Tarcísio de Freitas, governador de São Paulo - Francisco Cepeda / Governo do Estado de SP
Tarcísio de Freitas, governador de São Paulo Imagem: Francisco Cepeda / Governo do Estado de SP
do UOL

Do UOL, em São Paulo

04/12/2024 05h30

Duas ações recentes executadas por policiais militares levaram o governador Tarcísio de Freitas (Republicanos) a fazer uma movimentação inédita em seus dois anos de mandato: posicionar-se de forma crítica em relação à atuação da corporação.

O que aconteceu

Casos aconteceram nas últimas semanas. Trata-se da morte do universitário Marco Aurelio Acosta, no último dia 20, e da divulgação de um vídeo que mostra um policial jogando um homem de uma ponte, no último domingo (1º).

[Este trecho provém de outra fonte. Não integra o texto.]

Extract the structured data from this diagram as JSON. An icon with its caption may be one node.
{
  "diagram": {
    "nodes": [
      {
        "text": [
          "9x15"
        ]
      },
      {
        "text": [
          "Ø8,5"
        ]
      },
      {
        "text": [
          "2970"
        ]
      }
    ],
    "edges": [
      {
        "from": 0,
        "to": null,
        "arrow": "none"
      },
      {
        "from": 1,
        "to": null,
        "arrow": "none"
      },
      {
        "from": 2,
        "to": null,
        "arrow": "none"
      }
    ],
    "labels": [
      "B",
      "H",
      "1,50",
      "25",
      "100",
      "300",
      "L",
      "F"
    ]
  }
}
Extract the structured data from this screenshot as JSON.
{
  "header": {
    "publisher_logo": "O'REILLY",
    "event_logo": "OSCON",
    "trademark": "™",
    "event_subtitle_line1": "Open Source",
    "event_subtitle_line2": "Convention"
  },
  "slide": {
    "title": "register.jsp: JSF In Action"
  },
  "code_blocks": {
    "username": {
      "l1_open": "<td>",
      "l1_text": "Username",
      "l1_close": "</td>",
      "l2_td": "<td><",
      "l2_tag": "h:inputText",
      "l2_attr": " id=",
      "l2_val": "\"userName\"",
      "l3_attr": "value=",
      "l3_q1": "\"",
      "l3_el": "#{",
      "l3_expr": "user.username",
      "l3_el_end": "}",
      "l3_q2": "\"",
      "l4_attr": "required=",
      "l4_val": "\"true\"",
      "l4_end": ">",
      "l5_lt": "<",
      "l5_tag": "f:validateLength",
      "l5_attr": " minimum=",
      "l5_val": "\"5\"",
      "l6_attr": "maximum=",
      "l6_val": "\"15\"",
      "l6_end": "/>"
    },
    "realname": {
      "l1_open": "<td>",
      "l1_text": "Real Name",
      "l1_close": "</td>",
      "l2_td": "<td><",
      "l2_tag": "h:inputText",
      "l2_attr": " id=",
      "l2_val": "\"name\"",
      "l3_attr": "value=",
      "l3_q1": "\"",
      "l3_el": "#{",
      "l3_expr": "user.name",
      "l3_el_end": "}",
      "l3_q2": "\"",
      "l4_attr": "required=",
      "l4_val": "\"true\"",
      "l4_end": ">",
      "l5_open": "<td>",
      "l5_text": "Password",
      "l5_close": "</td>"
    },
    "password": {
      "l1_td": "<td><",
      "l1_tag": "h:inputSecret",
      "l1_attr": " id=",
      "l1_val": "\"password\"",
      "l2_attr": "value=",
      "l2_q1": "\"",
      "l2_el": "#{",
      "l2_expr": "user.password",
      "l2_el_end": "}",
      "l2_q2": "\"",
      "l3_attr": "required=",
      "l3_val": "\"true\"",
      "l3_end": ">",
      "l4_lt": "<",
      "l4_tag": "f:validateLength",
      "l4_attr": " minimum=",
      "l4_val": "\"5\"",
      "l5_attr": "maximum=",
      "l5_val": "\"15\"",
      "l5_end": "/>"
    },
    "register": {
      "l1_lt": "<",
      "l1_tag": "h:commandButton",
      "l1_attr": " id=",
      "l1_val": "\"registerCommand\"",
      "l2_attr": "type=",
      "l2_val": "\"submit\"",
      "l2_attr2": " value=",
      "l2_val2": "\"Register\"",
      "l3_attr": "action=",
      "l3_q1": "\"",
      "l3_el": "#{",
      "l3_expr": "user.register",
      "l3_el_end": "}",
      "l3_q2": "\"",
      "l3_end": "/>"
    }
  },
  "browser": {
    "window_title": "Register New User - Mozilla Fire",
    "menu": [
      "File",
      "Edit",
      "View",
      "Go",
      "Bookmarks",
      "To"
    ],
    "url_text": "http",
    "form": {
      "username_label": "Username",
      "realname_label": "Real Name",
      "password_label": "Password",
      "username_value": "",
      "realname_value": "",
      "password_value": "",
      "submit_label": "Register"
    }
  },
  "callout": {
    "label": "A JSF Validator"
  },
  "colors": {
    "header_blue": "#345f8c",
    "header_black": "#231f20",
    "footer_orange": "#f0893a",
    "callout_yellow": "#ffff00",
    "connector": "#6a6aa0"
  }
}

Governador classificou como "absurdos" os atos de "jogar uma pessoa da ponte" e de atirar "pelas costas". Além do caso de domingo, a nota faz alusão à morte de um jovem em um mercado da zona sul, em 3 de novembro. O vídeo do caso foi revelado ontem. "Casos serão investigados e rigorosamente punidos", disse ele, que prometeu ainda outras providências.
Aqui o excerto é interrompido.